With volumes of information at their disposal, savvy stock pickers increasingly are looking for quick ways to assess a company's value before studying that inches-thick annual report.
The analytical gurus at the Chicago-based investment research company, Morningstar, recommend two ways to measure a stock's value: free cash flow and return on equity.
Attention mathphobes and investment novices: Don't stop reading now. You too can benefit from the measures just as much as can professional money managers who long have used these figures, says Morningstar stock editor Haywood Kelly.
The numbers are regularly included in financial magazine articles but also come free on investment research services including Morningstar's Web site (www.morningstar.com).
Flow me the money
Free cash flow shows how much money from sales a company keeps after paying bills and buying the computers, paper clips, and other items it needs to operate. If the number is positive, the company generates more money than it needs to keep running and can use the extra dough to pay dividends, buy other companies, and reduce debt. If it's negative, however, a company will not generate enough cash to invest in itself or repay investors.
Free cash flow may seem tricky at first, but it offers a better picture of a company's health than just earnings or P/E ratios, says investment adviser Kurt Brouwer, president and co-founder of Brouwer & Janachowski in Tiburon, Calif.
Mr. Brouwer says profits could be altered if management divests a division, takes a big write-off, or shifts earnings from one global unit to another.
"More and more people are looking at cash flow because more and more companies play games with their earnings," he says. "But cash flow is harder to manipulate."
Companies strive for positive free cash flow but may forsake it in the short term if they are ramping up - building more stores or factories, stocking shelves, or buying other companies, says Mr. Kelly. He adds that Starbucks and Home Depot are examples of companies with negative cash flow but good prospects for moving out of the red because of their aggressive building and spending.
Once investors are comfortable with a prospect's cash flow, they should look at return on equity. ROE shows how wisely a company invests the money it has raised from shareholders. To calculate ROE, divide a firm's net income by shareholders equity. Then multiply that number by 100 to put the figure in percentage terms. The higher the ROE the better, but a good rule of thumb is about 15 percent.
This double-digit figure, however, holds only as long as the economy and company earnings remain strong. In a recession, ROEs may fall to single digits yet still be considered healthy.
"If a company is spending aggressively [and has negative or low free cash flow], it is key to see if it is spending that money well," Kelly says. "Earning a high return on spending and return on equity helps you gauge that."
Happy returns on equity
Home Depot, which has negative free cash flow and has been spending aggressively to expand its do-it-yourself empire, has a ROE of 21 percent. That's more than triple the 6 percent offered by a 30 year Treasury bond.

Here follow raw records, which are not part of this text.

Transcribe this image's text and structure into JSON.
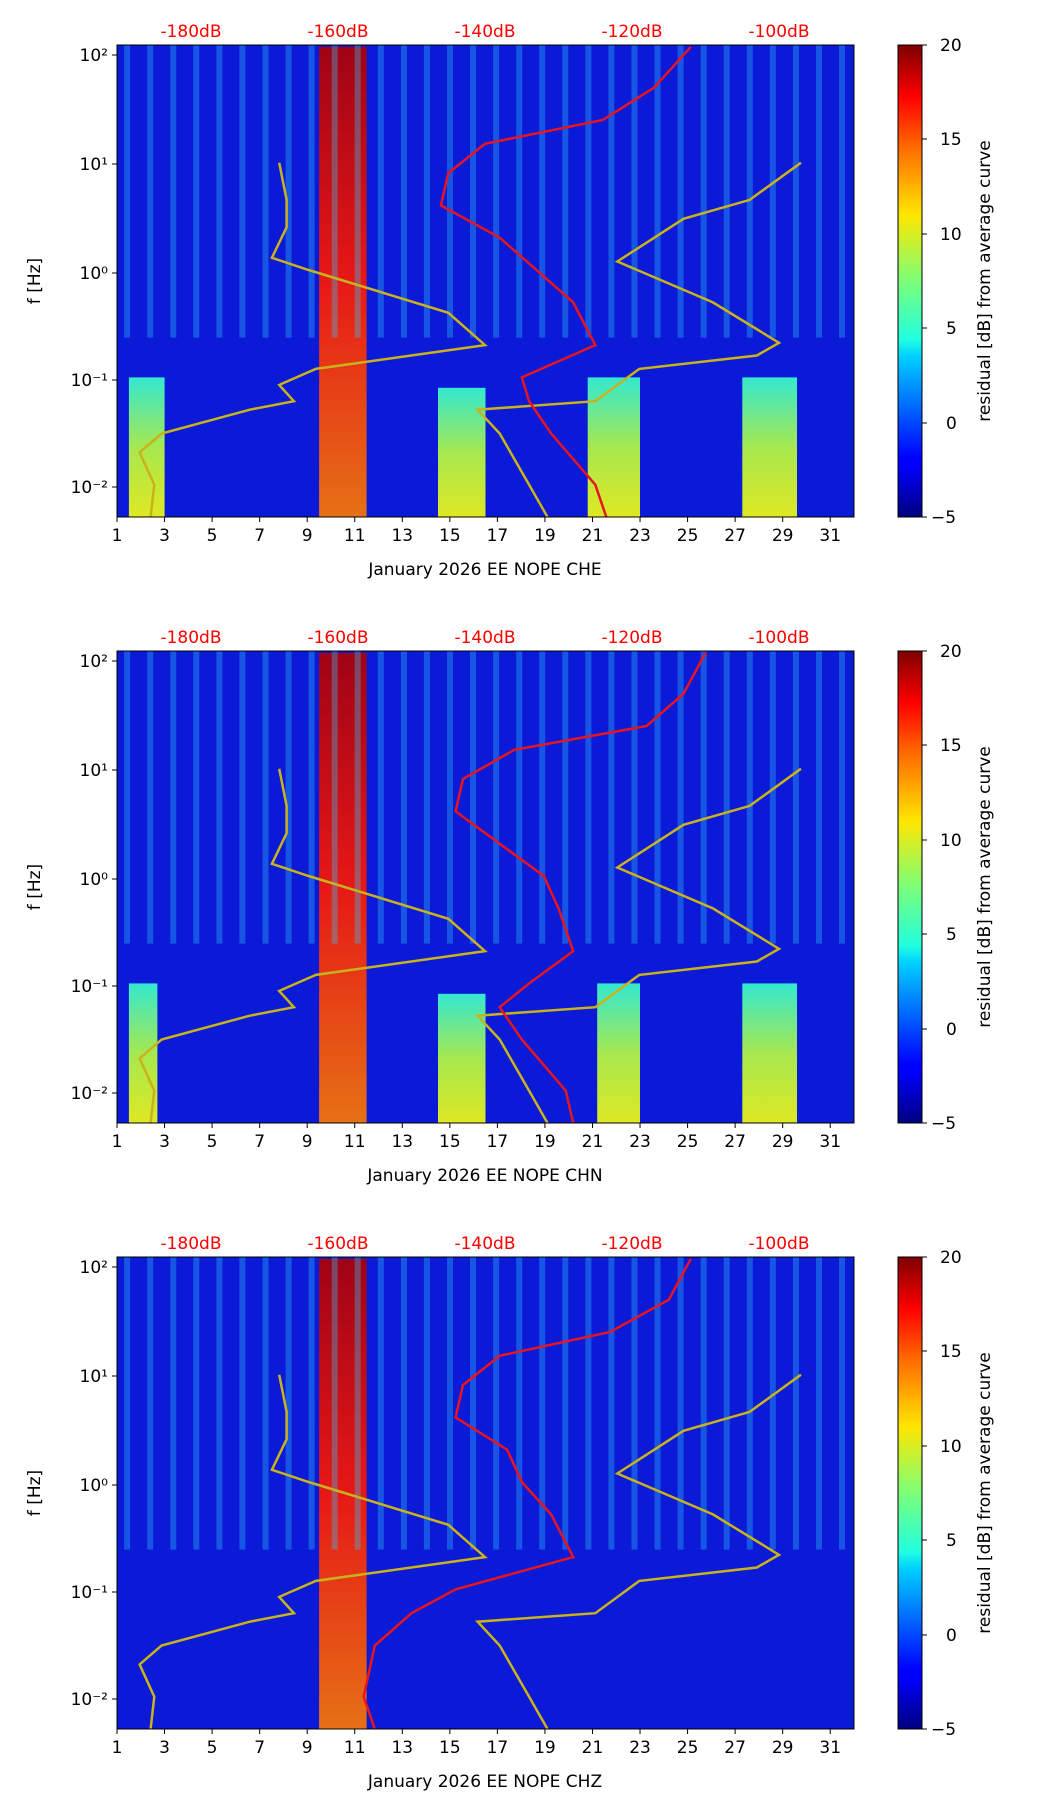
{
  "figure": {
    "month_label": "January 2026",
    "network": "EE",
    "station": "NOPE"
  },
  "colors": {
    "psd_curve": "#e8141e",
    "model_curve": "#c9b21c",
    "db_label": "#ff0000"
  },
  "chart_data": [
    {
      "type": "heatmap",
      "channel": "CHE",
      "xlabel": "January 2026 EE NOPE  CHE",
      "ylabel": "f [Hz]",
      "colorbar_label": "residual [dB] from average curve",
      "x_ticks": [
        "1",
        "3",
        "5",
        "7",
        "9",
        "11",
        "13",
        "15",
        "17",
        "19",
        "21",
        "23",
        "25",
        "27",
        "29",
        "31"
      ],
      "xlim": [
        1,
        32
      ],
      "ylim": [
        0.005,
        125
      ],
      "y_ticks": [
        "10⁻²",
        "10⁻¹",
        "10⁰",
        "10¹",
        "10²"
      ],
      "clim": [
        -5,
        20
      ],
      "colorbar_ticks": [
        "−5",
        "0",
        "5",
        "10",
        "15",
        "20"
      ],
      "db_axis_labels": [
        "-180dB",
        "-160dB",
        "-140dB",
        "-120dB",
        "-100dB"
      ],
      "hot_day_bands": [
        {
          "day_from": 1.5,
          "day_to": 3,
          "f_max": 0.1
        },
        {
          "day_from": 9.5,
          "day_to": 11.5,
          "f_max": 120
        },
        {
          "day_from": 20.8,
          "day_to": 23,
          "f_max": 0.1
        },
        {
          "day_from": 27.3,
          "day_to": 29.6,
          "f_max": 0.1
        },
        {
          "day_from": 14.5,
          "day_to": 16.5,
          "f_max": 0.08
        }
      ],
      "psd_curve_db_vs_freq": [
        {
          "f": 0.005,
          "db": -123.5
        },
        {
          "f": 0.01,
          "db": -125.0
        },
        {
          "f": 0.03,
          "db": -131.0
        },
        {
          "f": 0.06,
          "db": -134.0
        },
        {
          "f": 0.1,
          "db": -135.0
        },
        {
          "f": 0.2,
          "db": -125.0
        },
        {
          "f": 0.5,
          "db": -128.0
        },
        {
          "f": 1.0,
          "db": -133.0
        },
        {
          "f": 2.0,
          "db": -138.0
        },
        {
          "f": 4.0,
          "db": -146.0
        },
        {
          "f": 8.0,
          "db": -145.0
        },
        {
          "f": 15.0,
          "db": -140.0
        },
        {
          "f": 25.0,
          "db": -124.0
        },
        {
          "f": 50.0,
          "db": -117.0
        },
        {
          "f": 120.0,
          "db": -112.0
        }
      ]
    },
    {
      "type": "heatmap",
      "channel": "CHN",
      "xlabel": "January 2026 EE NOPE  CHN",
      "ylabel": "f [Hz]",
      "colorbar_label": "residual [dB] from average curve",
      "x_ticks": [
        "1",
        "3",
        "5",
        "7",
        "9",
        "11",
        "13",
        "15",
        "17",
        "19",
        "21",
        "23",
        "25",
        "27",
        "29",
        "31"
      ],
      "xlim": [
        1,
        32
      ],
      "ylim": [
        0.005,
        125
      ],
      "y_ticks": [
        "10⁻²",
        "10⁻¹",
        "10⁰",
        "10¹",
        "10²"
      ],
      "clim": [
        -5,
        20
      ],
      "colorbar_ticks": [
        "−5",
        "0",
        "5",
        "10",
        "15",
        "20"
      ],
      "db_axis_labels": [
        "-180dB",
        "-160dB",
        "-140dB",
        "-120dB",
        "-100dB"
      ],
      "hot_day_bands": [
        {
          "day_from": 1.5,
          "day_to": 2.7,
          "f_max": 0.1
        },
        {
          "day_from": 9.5,
          "day_to": 11.5,
          "f_max": 120
        },
        {
          "day_from": 21.2,
          "day_to": 23,
          "f_max": 0.1
        },
        {
          "day_from": 27.3,
          "day_to": 29.6,
          "f_max": 0.1
        },
        {
          "day_from": 14.5,
          "day_to": 16.5,
          "f_max": 0.08
        }
      ],
      "psd_curve_db_vs_freq": [
        {
          "f": 0.005,
          "db": -128.0
        },
        {
          "f": 0.01,
          "db": -129.0
        },
        {
          "f": 0.03,
          "db": -135.0
        },
        {
          "f": 0.06,
          "db": -138.0
        },
        {
          "f": 0.1,
          "db": -134.0
        },
        {
          "f": 0.2,
          "db": -128.0
        },
        {
          "f": 0.5,
          "db": -130.0
        },
        {
          "f": 1.0,
          "db": -132.0
        },
        {
          "f": 2.0,
          "db": -138.0
        },
        {
          "f": 4.0,
          "db": -144.0
        },
        {
          "f": 8.0,
          "db": -143.0
        },
        {
          "f": 15.0,
          "db": -136.0
        },
        {
          "f": 25.0,
          "db": -118.0
        },
        {
          "f": 50.0,
          "db": -113.0
        },
        {
          "f": 120.0,
          "db": -110.0
        }
      ]
    },
    {
      "type": "heatmap",
      "channel": "CHZ",
      "xlabel": "January 2026 EE NOPE  CHZ",
      "ylabel": "f [Hz]",
      "colorbar_label": "residual [dB] from average curve",
      "x_ticks": [
        "1",
        "3",
        "5",
        "7",
        "9",
        "11",
        "13",
        "15",
        "17",
        "19",
        "21",
        "23",
        "25",
        "27",
        "29",
        "31"
      ],
      "xlim": [
        1,
        32
      ],
      "ylim": [
        0.005,
        125
      ],
      "y_ticks": [
        "10⁻²",
        "10⁻¹",
        "10⁰",
        "10¹",
        "10²"
      ],
      "clim": [
        -5,
        20
      ],
      "colorbar_ticks": [
        "−5",
        "0",
        "5",
        "10",
        "15",
        "20"
      ],
      "db_axis_labels": [
        "-180dB",
        "-160dB",
        "-140dB",
        "-120dB",
        "-100dB"
      ],
      "hot_day_bands": [
        {
          "day_from": 9.5,
          "day_to": 11.5,
          "f_max": 120
        }
      ],
      "psd_curve_db_vs_freq": [
        {
          "f": 0.005,
          "db": -155.0
        },
        {
          "f": 0.01,
          "db": -156.5
        },
        {
          "f": 0.03,
          "db": -155.0
        },
        {
          "f": 0.06,
          "db": -150.0
        },
        {
          "f": 0.1,
          "db": -144.0
        },
        {
          "f": 0.2,
          "db": -128.0
        },
        {
          "f": 0.5,
          "db": -131.0
        },
        {
          "f": 1.0,
          "db": -135.0
        },
        {
          "f": 2.0,
          "db": -137.0
        },
        {
          "f": 4.0,
          "db": -144.0
        },
        {
          "f": 8.0,
          "db": -143.0
        },
        {
          "f": 15.0,
          "db": -138.0
        },
        {
          "f": 25.0,
          "db": -123.0
        },
        {
          "f": 50.0,
          "db": -115.0
        },
        {
          "f": 120.0,
          "db": -112.0
        }
      ]
    }
  ],
  "model_curves": {
    "description": "Peterson NLNM / NHNM (yellow)",
    "nlnm_db_vs_freq": [
      {
        "f": 0.005,
        "db": -185.5
      },
      {
        "f": 0.01,
        "db": -185.0
      },
      {
        "f": 0.02,
        "db": -187.0
      },
      {
        "f": 0.03,
        "db": -184.0
      },
      {
        "f": 0.05,
        "db": -172.0
      },
      {
        "f": 0.06,
        "db": -166.0
      },
      {
        "f": 0.085,
        "db": -168.0
      },
      {
        "f": 0.12,
        "db": -163.0
      },
      {
        "f": 0.2,
        "db": -140.0
      },
      {
        "f": 0.4,
        "db": -145.0
      },
      {
        "f": 1.0,
        "db": -164.0
      },
      {
        "f": 1.3,
        "db": -169.0
      },
      {
        "f": 2.5,
        "db": -167.0
      },
      {
        "f": 4.5,
        "db": -167.0
      },
      {
        "f": 10.0,
        "db": -168.0
      }
    ],
    "nhnm_db_vs_freq": [
      {
        "f": 0.005,
        "db": -131.5
      },
      {
        "f": 0.01,
        "db": -134.0
      },
      {
        "f": 0.03,
        "db": -138.0
      },
      {
        "f": 0.05,
        "db": -141.0
      },
      {
        "f": 0.06,
        "db": -125.0
      },
      {
        "f": 0.12,
        "db": -119.0
      },
      {
        "f": 0.16,
        "db": -103.0
      },
      {
        "f": 0.21,
        "db": -100.0
      },
      {
        "f": 0.5,
        "db": -109.0
      },
      {
        "f": 1.2,
        "db": -122.0
      },
      {
        "f": 3.0,
        "db": -113.0
      },
      {
        "f": 4.5,
        "db": -104.0
      },
      {
        "f": 10.0,
        "db": -97.0
      }
    ]
  }
}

Just because a company has a low ROE does not mean it should be avoided, especially if it's not risky or is attached to a stock that's fairly cheap, Kelly says.
Riskier endeavors may carry negative free cash flow but should have a high ROE to compensate investors for the uncertain nature of their investment.
Determining what constitutes a good ROE and what makes a bad one can be risky because that 15 percent rule does not work for all industries, Brouwer adds.
A high-flying company with rapid growth should exceed 15 percent, but that figure would be more than respectable for a bank, he says. "It's hard for an ordinary investor to really comprehend those [ROEs]," he says.
One example of a company priced relatively cheaply but with a high ROE is SAP, the German software company whose stock has fallen largely because of Y2K concerns.
On the other hand, Kelly says, a company that is not particularly cheap, is fairly risky, and has negative free cash flow is the Japanese electronics company Hitachi, which has seen its ROE hover near zero year after year. "That's a company that's spending tons of money and isn't getting a good return. Over a period of time, that really destroys a shareholder's wealth," Kelly says.
He, Brouwer, and other portfolio managers call for companies with poor records of investing to return that money to shareholders in dividends and interest so they can invest the funds themselves, likely at a higher return.